Proof and the Art of Mathematics is a wonderful book for multiple reasons: first of all, it really does what it says on the cover, namely to introduce aspiring mathematicians to the art of writing proofs.This is achieved through a combination of: being walked through various elegant proofs selected by Prof. Hamkins, being asked to critique mistaken proofs which contain some subtle errors, but most importantly by being provided with many carefully chosen exercises so that you can practise what you learn--any craft requires some personal effort. (At the very end of the book, the author provides answers to some selected exercises where the you can compare your own proof attempts with model proofs.)One big plus for me is the variety of mathematical areas covered: you'll find sections on topics such as the mathematics of the infinite, number theory, combinatorics, real analysis and many more (a total of 15 topics).
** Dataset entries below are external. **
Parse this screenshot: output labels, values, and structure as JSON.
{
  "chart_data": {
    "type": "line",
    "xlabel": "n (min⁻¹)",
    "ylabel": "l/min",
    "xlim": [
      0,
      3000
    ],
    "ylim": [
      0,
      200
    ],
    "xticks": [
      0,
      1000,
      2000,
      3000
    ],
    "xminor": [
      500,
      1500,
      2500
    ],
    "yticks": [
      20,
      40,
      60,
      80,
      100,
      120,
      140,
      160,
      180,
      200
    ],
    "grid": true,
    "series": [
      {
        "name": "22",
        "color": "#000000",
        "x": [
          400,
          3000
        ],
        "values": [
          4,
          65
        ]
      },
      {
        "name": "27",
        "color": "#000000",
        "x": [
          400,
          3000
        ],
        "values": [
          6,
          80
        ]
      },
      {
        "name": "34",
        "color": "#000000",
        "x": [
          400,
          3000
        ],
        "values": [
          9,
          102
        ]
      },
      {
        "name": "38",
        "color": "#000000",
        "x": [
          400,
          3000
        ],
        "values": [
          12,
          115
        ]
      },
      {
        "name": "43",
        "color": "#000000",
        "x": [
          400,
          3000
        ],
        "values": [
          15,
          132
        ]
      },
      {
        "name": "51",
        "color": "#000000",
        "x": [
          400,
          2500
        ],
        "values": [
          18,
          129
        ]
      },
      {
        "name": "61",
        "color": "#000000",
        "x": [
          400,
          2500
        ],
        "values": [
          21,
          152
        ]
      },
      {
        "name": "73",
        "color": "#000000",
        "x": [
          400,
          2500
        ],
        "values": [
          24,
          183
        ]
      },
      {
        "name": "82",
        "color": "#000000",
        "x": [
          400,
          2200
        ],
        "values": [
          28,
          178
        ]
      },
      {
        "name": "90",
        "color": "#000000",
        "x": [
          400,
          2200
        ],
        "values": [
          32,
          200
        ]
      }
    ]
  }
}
Each section is sprinkled with bits of mathematical wisdom which are bound to improve the mathematical skills of anyone willing to attempt the exercises with them in mind. (The book also contains some very helpful coloured illustrations!)--Also, I've had a positive experience with the delivery: I received this book on my doorstep only one day after its release, despite not living in the UK!

The author is both a philosopher and a practising mathematician. He not only gives the classic proofs of some of the most beautiful theorems but also considers several proofs of the same theorem to gain extra insights.

Great book! I recommend it for anyone who is interested in math. Whether you are a beginner or advanced, you will surely find something in the book that catches your attention.